Increasing evidence confirmed that miRNA plays a critical role in the occurrence and development of ischemic stroke. Here, the aim of this study was to examine the function and mechanisms of miR-195 in vascular endothelial cell apoptosis induced by oxygen–glucose deprivation (OGD).

Methods

This study intended to use OGD to simulate ischemia in vitro. The mRNA expression of miR-195, IKKα and NF-κB in human umbilical vein endothelial cells (HUVECs) were detected by RT-qPCR. The proliferation and apoptosis ability of HUVECs were evaluated using MTT assay, colony formation assay and flow cytometry, respectively. Western blot was applied to examine related protein expression. The interaction between miR-195 and IKKα was verified by dual-luciferase reporter gene assay.

Results

OGD significantly inhibited cell viability and induced cell apoptosis in HUVECs. Meanwhile, OGD treatment notably decreased the expression of miR-195, as well as enhanced NF-κB expression.
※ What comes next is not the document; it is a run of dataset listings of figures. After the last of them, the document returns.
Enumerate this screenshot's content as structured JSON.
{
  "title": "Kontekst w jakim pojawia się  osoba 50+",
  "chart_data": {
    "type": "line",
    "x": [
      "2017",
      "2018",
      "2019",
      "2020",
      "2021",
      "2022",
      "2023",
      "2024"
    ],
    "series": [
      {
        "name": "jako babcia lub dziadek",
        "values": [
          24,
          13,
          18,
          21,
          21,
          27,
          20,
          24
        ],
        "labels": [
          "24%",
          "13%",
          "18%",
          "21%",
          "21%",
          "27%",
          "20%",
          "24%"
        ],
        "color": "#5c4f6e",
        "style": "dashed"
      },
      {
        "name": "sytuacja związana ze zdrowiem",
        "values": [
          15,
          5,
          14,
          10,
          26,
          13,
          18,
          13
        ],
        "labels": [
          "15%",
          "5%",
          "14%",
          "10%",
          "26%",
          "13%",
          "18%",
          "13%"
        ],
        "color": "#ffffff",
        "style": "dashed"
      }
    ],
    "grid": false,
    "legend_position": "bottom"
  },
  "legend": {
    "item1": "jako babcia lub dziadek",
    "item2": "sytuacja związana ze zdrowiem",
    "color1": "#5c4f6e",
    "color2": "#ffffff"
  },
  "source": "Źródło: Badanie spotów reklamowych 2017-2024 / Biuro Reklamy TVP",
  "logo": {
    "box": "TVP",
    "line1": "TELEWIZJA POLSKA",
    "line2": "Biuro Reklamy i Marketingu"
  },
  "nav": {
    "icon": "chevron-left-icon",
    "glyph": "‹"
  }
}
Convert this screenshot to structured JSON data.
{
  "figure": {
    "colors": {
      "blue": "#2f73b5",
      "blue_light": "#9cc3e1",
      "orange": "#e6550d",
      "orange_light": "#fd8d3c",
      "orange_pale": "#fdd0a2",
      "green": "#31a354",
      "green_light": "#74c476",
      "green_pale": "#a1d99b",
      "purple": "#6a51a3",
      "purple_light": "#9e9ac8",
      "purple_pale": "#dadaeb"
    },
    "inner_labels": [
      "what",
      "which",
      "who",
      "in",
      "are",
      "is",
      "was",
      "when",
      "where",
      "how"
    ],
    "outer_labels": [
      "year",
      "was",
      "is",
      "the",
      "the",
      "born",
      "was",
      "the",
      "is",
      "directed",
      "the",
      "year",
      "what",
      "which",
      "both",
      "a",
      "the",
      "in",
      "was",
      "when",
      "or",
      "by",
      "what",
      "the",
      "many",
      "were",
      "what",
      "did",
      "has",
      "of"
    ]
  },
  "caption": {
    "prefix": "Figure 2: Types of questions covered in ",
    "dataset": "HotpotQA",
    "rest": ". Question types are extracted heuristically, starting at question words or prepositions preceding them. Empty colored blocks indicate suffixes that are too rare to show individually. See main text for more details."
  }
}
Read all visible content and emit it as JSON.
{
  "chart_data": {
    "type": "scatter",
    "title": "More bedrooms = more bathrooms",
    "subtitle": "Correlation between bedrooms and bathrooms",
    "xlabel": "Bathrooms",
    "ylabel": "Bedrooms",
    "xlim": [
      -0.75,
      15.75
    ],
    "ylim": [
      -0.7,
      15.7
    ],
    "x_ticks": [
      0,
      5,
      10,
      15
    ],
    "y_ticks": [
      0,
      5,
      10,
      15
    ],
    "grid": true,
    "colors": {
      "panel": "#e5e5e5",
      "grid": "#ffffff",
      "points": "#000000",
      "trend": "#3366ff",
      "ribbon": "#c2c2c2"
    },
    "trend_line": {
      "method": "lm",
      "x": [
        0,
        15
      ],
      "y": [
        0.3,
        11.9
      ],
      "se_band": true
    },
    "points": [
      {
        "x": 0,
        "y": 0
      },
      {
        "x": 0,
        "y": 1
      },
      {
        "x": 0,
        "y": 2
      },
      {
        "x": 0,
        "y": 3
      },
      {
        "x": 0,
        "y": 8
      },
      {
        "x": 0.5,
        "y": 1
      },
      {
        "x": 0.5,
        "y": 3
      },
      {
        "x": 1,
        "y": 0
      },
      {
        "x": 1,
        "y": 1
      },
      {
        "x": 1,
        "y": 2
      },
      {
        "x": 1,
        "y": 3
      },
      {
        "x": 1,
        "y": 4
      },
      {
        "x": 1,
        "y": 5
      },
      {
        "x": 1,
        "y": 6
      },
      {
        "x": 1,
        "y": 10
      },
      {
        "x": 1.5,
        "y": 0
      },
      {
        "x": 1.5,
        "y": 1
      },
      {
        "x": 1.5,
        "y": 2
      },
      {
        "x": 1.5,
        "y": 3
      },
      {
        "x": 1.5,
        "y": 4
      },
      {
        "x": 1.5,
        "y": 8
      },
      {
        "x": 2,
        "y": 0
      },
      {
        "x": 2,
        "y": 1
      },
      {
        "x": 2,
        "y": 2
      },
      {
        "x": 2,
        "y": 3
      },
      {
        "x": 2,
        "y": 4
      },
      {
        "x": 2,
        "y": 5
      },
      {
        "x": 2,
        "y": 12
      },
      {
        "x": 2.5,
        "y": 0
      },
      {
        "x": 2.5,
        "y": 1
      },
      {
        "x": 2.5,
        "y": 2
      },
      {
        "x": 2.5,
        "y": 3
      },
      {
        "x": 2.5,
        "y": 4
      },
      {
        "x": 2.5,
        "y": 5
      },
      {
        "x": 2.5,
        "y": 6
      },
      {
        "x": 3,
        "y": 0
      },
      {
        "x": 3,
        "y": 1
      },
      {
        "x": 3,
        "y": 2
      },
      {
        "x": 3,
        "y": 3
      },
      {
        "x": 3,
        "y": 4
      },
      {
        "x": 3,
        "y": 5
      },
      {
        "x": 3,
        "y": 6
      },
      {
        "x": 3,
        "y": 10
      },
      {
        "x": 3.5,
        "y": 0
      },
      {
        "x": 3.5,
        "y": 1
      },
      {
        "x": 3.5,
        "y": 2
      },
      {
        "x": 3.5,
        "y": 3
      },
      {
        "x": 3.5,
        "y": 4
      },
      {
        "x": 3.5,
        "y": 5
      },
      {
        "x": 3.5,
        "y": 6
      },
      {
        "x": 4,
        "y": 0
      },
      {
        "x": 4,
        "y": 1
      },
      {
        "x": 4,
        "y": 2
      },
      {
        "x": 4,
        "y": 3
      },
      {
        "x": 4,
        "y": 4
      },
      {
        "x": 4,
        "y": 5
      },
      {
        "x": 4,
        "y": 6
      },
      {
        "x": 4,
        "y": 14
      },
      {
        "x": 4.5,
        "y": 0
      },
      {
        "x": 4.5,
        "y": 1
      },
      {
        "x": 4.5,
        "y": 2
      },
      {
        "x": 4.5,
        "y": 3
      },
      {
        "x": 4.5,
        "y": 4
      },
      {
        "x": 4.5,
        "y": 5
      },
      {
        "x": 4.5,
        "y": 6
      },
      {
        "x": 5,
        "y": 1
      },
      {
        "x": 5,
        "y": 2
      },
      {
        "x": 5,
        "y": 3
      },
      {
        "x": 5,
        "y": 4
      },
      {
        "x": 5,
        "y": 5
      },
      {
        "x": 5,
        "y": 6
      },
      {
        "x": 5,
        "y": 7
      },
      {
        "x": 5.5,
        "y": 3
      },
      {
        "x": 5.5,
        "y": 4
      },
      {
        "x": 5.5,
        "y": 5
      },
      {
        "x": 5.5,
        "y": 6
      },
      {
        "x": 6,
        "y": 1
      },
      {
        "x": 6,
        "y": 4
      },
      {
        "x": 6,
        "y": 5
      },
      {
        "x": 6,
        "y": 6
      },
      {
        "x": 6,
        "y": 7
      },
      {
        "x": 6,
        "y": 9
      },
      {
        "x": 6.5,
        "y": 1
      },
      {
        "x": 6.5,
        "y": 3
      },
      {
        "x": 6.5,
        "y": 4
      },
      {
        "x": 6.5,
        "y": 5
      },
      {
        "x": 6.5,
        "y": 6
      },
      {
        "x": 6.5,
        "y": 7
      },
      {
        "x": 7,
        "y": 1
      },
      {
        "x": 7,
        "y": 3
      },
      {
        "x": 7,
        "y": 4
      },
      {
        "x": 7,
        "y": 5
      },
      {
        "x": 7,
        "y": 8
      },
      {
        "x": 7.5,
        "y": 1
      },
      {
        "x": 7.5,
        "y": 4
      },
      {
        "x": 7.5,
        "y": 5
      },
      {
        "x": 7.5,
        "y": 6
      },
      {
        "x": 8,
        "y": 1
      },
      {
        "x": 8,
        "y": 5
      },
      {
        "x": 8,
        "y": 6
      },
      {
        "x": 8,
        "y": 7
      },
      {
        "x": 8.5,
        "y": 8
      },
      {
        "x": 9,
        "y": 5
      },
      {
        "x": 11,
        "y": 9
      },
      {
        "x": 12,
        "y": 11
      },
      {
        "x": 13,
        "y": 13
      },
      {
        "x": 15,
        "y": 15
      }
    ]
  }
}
Moreover, miR-195 directly interacted with IKKα and suppressed its expression. Mechanically, overexpression of miR-195 exhibited pro-proliferation and anti-apoptotic effect on HUVECs treated with OGD through targeting IKKα-mediated NF-κB pathway. At the molecular level, through suppressing IKKα/NF-κB pathway, miR-195 inhibited the expression of pro-apoptotic protein Bax and active caspase-3, but increased the expression of anti-apoptotic Bcl-2 in HUVECs.

Conclusions

Our finding uncovers the protective effect of miR-195 on the biological behavior of HUVECs via suppression of the NF-κB pathway induced by IKKα, which may provide a new potential strategy for ischemic stroke clinical treatment.

中文翻译：

MiR-195 通过抑制 IKKα 介导的 NF-κB 通路减轻氧-葡萄糖剥夺/再灌注诱导的细胞凋亡

摘要

目标

越来越多的证据证实miRNA在缺血性脑卒中的发生和发展中起关键作用。在这里，本研究的目的是检查 miR-195 在氧-葡萄糖剥夺（OGD）诱导的血管内皮细胞凋亡中的功能和机制。

方法

本研究旨在使用OGD在体外模拟缺血。RT-qPCR检测人脐静脉内皮细胞(HUVECs)中miR-195、IKKα和NF-κB的mRNA表达。分别采用MTT法、集落形成法和流式细胞术评估HUVECs的增殖和凋亡能力。应用蛋白质印迹检查相关蛋白表达。miR-195 和 IKKα 之间的相互作用通过双荧光素酶报告基因测定验证。

结果

OGD显着抑制HUVECs中的细胞活力并诱导细胞凋亡。同时，OGD处理显着降低了miR-195的表达，并增强了NF-κB的表达。此外，miR-195 直接与 IKKα 相互作用并抑制其表达。在机械上，miR-195 的过表达通过靶向 IKKα 介导的 NF-κB 通路对 OGD 处理的 HUVEC 表现出促增殖和抗凋亡作用。在分子水平上，miR-195通过抑制IKKα/NF-κB通路，抑制促凋亡蛋白Bax和活性caspase-3的表达，但增加HUVECs中抗凋亡Bcl-2的表达。